Looking for a Place to Land

 Sun and Shadows, oil on canvas, 23.5 x 35.5′

Bill McLane returns to the Vineyard.

“I paint pictures,” Bill McLane said when asked for a little background on himself. “It’s really as simple as that.” All at once, the phrase sums up his occupation, what he does for a living, and his passion. It sounds like an affirmation, really. I paint, therefore I am.

McLane opened a show of Vineyard work at the Edgartown Gallery this summer, after more than 15 years away from the Island. He said it was the geographic location that lured him back. “I want to paint the New England south coast. I want to get as much done as I can before I die. Oysters, sailboats, farm equipment — those are the things I’m interested in.”

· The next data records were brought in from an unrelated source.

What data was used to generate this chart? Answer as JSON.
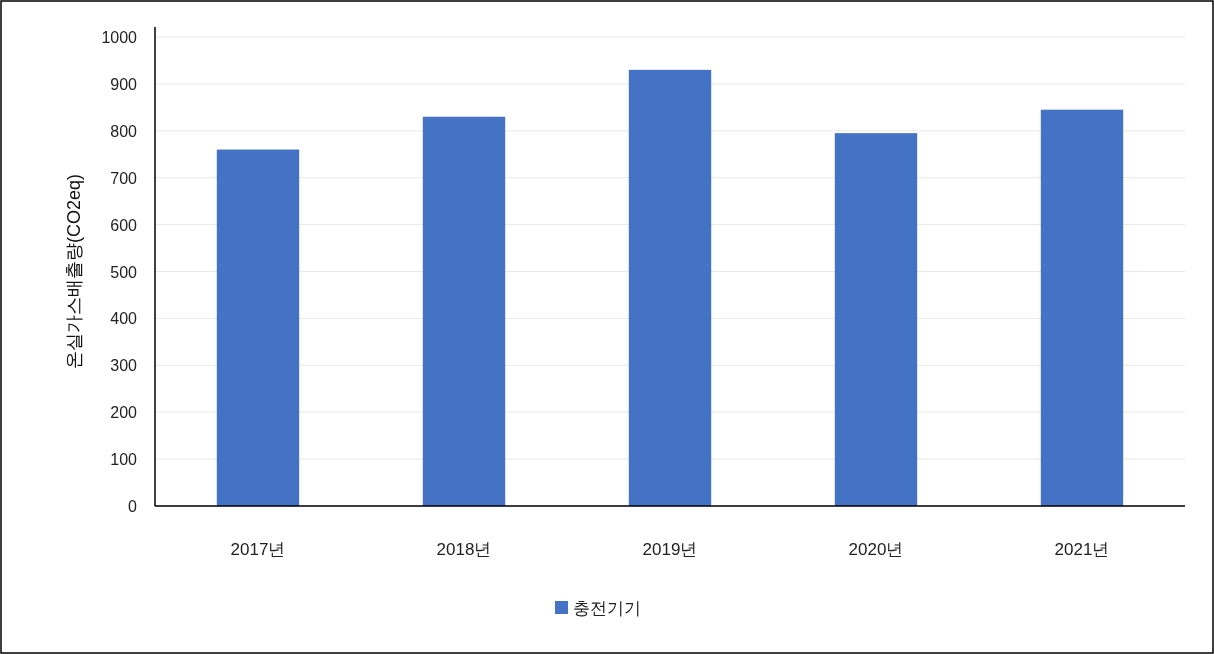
{
  "chart_data": {
    "type": "bar",
    "ylabel": "온실가스배출량(CO2eq)",
    "categories": [
      "2017년",
      "2018년",
      "2019년",
      "2020년",
      "2021년"
    ],
    "series": [
      {
        "name": "충전기기",
        "color": "#4472c4",
        "values": [
          760,
          830,
          930,
          795,
          845
        ]
      }
    ],
    "ylim": [
      0,
      1000
    ],
    "yticks": [
      0,
      100,
      200,
      300,
      400,
      500,
      600,
      700,
      800,
      900,
      1000
    ],
    "grid": "y",
    "legend": "bottom"
  }
}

Those same subjects beckoned McLane to the Island from the start; he relocated to the Vineyard in 1993. “I said to myself, ‘I want to paint here,’” McLane told Arts & Ideas. “The possibilities were so unlimited. There was a constant current of money from tourism. And the physical beauty is unparalleled.”

It seemed like a perfect fit: McLane’s work was well received by buyers, gallery owners, and an entire community of influential Vineyard artists, including Allen Whiting, Richard Lee, and Nick Thayer. Then, around the turn of the century, McLane left it all behind, and moved about as far away as one can get in the continental United States, to California.

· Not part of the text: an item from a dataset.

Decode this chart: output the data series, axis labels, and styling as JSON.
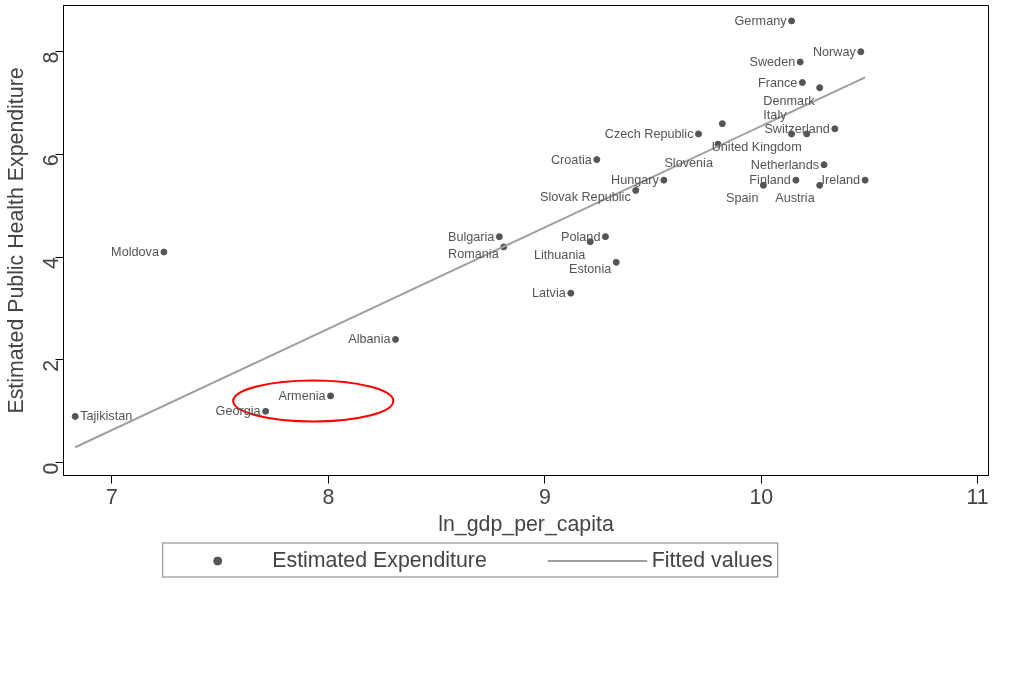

“It was time for a change,” McLane said. “I had painted what I could, and I had to reinvent myself. I needed some new things to paint.”

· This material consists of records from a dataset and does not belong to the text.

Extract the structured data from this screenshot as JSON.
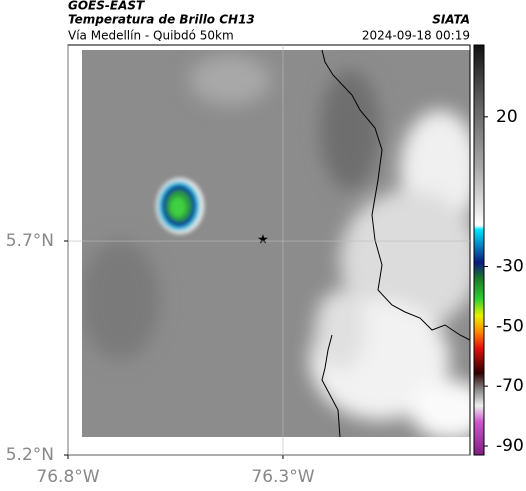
{
  "header": {
    "satellite": "GOES-EAST",
    "product": "Temperatura de Brillo CH13",
    "region": "Vía Medellín - Quibdó 50km",
    "source": "SIATA",
    "timestamp": "2024-09-18 00:19"
  },
  "map": {
    "xlim": [
      -76.8,
      -75.865
    ],
    "ylim": [
      5.2,
      6.158
    ],
    "xticks": [
      {
        "value": -76.8,
        "label": "76.8°W"
      },
      {
        "value": -76.3,
        "label": "76.3°W"
      }
    ],
    "yticks": [
      {
        "value": 5.2,
        "label": "5.2°N"
      },
      {
        "value": 5.7,
        "label": "5.7°N"
      }
    ],
    "grid": true
  },
  "colorbar": {
    "lim": [
      -93,
      44
    ],
    "ticks": [
      20,
      -30,
      -50,
      -70,
      -90
    ]
  }
}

McLane’s reasons for going are the same as for his coming: his art. But there are undertones of conflict on a more personal, or perhaps cultural, level. “As a wash-ashore you are accepted, but you’re never one of them, you know?”

After several years out west, McLane made his way back to the New England coast, settling in Rhode Island. From there, he jumps the Sound regularly to paint and show work on the Island. “I have no interest in California anymore,” McLane said. “As I get older, I seem to gravitate more and more toward home.”

Although “home” comes with a lot of complicated feelings, most of them are positive. McLane says the Vineyard inspires his art in a way that other places, no matter how beautiful, have not matched.

“The physical beauty is unique unto itself,” McLane said. “Just that makes it quite easy to become entranced. The lakes, the ponds, the coastal areas — the Vineyard allowed me to come into my own as an artist. It allowed me a focal point that has not happened elsewhere.”

For someone who so readily admits painting is an integral part of his personality and decision-making process, that focal point eventually set off a homing instinct in McLane. He says the return is a fresh start, not a return to the old.

“It’s nice to be away, but it’s nice to be back. There’s a lot of lunacy, a lot of eccentrics here, because it allows for that. It allows a lot of freedom. I had to reinvent myself before, and I can reinvent again now.”